To optimize the look of Spider-Byte, a spider person who fights crime in a cyberspace multiverse and appears translucid, the filmmakers explored current techniques that are right on the cusp of creating three-dimensional holograms in real time. “We aren’t just putting her onscreen and then putting her at a slight opacity,” Thompson said. “There are specific techniques that we delved deep into to give her a sense of presence onscreen that feels like she’s beyond just somebody wearing a suit.”
‘Point Break’ and ‘No Country for Old Men’
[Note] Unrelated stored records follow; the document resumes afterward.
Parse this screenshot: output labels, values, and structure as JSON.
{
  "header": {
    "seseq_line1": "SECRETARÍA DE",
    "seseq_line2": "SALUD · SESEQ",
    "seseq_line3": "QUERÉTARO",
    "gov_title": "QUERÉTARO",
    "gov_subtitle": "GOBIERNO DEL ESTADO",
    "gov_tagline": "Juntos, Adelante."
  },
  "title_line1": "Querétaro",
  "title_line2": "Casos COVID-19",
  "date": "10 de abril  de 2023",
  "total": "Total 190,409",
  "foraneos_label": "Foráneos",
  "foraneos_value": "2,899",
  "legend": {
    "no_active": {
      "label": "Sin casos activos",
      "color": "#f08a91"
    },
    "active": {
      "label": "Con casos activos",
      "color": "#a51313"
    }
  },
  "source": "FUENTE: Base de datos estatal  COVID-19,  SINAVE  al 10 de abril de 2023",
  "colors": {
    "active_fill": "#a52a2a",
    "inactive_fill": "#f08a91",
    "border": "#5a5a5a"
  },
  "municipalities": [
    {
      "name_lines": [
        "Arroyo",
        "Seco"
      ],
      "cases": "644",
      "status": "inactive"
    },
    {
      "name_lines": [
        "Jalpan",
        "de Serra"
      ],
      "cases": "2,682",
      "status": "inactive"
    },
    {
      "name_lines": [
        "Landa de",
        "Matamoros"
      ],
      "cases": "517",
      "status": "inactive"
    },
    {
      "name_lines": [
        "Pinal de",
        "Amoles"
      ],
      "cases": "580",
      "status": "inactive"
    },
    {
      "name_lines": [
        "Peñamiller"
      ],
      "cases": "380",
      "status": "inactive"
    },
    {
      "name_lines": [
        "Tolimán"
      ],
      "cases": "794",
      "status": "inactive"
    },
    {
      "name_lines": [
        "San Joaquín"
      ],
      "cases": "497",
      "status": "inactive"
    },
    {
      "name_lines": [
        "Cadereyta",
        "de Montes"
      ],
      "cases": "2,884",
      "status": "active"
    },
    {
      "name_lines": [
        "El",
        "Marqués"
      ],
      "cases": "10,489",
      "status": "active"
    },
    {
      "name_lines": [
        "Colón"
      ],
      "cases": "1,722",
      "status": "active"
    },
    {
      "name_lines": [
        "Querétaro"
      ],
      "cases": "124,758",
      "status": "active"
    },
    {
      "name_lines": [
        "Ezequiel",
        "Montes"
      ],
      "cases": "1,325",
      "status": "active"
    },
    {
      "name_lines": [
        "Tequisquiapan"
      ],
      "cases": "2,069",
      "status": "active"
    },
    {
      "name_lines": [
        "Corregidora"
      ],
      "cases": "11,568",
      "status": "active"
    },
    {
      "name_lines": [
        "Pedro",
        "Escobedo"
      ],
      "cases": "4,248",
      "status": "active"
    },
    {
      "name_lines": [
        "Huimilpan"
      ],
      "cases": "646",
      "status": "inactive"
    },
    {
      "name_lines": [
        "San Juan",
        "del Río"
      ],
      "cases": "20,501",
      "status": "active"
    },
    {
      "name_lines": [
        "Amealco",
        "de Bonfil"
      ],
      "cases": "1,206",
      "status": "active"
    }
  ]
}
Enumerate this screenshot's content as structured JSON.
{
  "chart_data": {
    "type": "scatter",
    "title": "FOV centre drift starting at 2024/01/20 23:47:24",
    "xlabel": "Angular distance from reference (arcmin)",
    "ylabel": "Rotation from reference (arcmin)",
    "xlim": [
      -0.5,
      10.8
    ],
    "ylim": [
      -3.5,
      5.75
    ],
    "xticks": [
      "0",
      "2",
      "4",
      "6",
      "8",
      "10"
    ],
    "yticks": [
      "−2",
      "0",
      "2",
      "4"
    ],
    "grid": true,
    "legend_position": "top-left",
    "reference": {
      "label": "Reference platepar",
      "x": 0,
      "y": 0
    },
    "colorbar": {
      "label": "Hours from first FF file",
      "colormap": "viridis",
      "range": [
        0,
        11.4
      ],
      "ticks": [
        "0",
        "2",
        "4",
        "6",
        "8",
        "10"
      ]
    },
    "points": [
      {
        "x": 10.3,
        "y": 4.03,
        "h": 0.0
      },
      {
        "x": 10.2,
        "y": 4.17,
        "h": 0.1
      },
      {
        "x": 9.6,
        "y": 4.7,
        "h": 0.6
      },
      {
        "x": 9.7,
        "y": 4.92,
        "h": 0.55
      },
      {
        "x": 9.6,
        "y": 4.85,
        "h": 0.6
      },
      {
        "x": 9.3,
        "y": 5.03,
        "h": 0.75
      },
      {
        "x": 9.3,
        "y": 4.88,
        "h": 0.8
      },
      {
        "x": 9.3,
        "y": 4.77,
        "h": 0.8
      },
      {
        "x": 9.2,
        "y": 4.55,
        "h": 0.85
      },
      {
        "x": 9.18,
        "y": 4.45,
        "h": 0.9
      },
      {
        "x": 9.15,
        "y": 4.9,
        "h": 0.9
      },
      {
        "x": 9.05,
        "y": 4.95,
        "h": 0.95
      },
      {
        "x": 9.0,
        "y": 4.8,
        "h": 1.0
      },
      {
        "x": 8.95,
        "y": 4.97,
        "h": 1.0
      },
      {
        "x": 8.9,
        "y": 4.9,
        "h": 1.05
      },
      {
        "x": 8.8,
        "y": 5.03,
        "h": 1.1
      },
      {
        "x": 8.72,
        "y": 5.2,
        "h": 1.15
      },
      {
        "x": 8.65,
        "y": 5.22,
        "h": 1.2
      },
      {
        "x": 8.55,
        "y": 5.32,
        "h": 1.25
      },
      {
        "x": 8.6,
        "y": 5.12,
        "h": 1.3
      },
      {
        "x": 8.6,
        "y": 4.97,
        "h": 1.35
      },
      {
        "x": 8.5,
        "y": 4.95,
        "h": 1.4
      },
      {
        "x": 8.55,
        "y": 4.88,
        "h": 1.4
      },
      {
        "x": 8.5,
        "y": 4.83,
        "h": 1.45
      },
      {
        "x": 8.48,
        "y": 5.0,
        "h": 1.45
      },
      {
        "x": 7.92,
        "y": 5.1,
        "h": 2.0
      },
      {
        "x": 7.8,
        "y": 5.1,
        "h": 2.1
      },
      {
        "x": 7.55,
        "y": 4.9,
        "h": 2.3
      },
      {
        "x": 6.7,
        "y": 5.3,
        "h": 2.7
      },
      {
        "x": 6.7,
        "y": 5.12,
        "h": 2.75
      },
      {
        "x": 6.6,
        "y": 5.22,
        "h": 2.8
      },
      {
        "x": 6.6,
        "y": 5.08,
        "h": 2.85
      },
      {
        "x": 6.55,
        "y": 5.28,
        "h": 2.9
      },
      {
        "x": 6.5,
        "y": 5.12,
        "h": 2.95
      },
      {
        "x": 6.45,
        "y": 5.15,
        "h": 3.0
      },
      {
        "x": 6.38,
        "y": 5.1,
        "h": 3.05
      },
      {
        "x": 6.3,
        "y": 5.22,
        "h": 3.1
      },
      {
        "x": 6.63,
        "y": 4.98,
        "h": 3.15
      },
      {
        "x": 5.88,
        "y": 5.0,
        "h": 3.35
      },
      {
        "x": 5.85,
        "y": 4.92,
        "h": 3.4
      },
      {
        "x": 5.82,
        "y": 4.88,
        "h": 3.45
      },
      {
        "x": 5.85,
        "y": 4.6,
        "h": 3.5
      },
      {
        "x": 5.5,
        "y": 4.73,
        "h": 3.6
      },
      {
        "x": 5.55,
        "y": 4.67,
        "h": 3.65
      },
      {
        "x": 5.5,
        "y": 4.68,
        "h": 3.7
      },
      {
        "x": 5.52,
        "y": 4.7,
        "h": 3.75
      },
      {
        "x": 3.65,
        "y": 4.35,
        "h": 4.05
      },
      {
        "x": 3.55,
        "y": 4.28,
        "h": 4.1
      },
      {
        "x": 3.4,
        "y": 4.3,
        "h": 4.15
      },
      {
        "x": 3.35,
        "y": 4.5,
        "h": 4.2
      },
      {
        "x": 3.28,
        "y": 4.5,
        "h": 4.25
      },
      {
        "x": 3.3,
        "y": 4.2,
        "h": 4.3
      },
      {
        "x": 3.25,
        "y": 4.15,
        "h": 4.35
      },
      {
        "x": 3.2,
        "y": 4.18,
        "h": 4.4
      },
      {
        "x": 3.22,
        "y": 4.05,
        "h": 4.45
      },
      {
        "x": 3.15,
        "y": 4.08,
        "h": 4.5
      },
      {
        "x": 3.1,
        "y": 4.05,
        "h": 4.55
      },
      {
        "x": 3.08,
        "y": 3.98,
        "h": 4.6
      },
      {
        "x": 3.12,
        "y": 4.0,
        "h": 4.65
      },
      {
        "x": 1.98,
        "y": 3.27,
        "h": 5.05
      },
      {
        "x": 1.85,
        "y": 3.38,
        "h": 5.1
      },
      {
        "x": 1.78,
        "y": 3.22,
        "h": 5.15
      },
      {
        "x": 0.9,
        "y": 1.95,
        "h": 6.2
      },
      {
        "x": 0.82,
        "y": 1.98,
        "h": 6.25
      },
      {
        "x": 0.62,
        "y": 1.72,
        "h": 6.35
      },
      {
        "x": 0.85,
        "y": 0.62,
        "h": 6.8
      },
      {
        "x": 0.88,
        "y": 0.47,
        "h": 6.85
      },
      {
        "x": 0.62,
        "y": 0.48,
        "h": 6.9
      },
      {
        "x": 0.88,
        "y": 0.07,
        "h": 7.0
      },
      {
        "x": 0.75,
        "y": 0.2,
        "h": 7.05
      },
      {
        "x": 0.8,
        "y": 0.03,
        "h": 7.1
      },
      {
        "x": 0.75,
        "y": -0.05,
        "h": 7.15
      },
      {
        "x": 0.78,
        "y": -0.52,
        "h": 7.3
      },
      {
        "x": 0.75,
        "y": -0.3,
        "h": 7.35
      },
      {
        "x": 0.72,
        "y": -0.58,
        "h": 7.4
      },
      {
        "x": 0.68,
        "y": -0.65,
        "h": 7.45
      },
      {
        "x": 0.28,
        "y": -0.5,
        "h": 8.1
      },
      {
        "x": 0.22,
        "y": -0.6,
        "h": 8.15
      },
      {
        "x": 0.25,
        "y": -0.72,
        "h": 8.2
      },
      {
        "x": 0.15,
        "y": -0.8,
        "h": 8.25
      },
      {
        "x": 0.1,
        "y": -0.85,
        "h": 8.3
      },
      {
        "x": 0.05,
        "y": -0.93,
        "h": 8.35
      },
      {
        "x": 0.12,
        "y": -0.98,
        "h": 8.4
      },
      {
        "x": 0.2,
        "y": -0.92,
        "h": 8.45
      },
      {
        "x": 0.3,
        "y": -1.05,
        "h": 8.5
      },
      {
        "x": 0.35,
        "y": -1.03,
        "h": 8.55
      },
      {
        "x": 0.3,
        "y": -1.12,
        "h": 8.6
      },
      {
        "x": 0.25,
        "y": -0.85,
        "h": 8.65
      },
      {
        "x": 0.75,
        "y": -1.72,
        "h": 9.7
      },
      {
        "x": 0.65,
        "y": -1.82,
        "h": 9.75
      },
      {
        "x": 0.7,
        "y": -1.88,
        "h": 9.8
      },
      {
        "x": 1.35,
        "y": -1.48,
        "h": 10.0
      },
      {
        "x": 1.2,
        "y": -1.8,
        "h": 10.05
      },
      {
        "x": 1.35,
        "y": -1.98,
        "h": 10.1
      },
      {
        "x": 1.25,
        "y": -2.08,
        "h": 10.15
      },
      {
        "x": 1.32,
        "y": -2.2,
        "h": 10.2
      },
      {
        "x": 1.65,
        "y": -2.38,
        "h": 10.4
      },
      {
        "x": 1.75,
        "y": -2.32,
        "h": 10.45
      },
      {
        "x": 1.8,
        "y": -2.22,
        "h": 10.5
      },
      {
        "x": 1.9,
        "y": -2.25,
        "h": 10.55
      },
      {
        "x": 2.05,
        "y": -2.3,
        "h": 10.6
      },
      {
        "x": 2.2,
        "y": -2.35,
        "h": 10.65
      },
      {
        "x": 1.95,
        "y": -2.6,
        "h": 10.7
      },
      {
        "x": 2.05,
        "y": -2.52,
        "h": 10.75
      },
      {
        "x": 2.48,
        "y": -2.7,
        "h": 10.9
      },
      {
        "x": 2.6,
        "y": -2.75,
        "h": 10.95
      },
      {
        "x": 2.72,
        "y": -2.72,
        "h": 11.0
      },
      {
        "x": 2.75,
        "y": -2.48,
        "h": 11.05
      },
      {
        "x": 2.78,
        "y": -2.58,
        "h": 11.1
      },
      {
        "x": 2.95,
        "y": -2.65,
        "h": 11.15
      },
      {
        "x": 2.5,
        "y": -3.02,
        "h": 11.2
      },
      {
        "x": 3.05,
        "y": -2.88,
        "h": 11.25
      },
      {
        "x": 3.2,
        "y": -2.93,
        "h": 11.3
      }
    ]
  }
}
For Powers, there were two high-water marks of great character development through an action sequence that bled into the retro-futuristic realm of Spider-Man 2099. One of them is the foot chase in Kathryn Bigelow’s “Point Break” where Johnny Utah (Keanu Reeves) tries to catch Bodhi (Patrick Swayze). “It was bizarre and funny, and it implemented things that we’d learned about the characters early in the film, namely that Utah injured his knee playing football,” Powers said. A similar chase unfolds in “Across the Spider-Verse.”
The other reference at the front of Powers’s mind was the Coen brothers’ “No Country for Old Men.” In that film, Llewelyn Moss (Josh Brolin) remains defiant in the face of the psychopathic hit man Anton Chigurh (Javier Bardem). Even if there’s an inevitability to how it will all be resolved, Moss fights back and “gets his licks in,” as Powers put it.
“Miles is being chased too,” he added, “but we still want him to get his licks in.”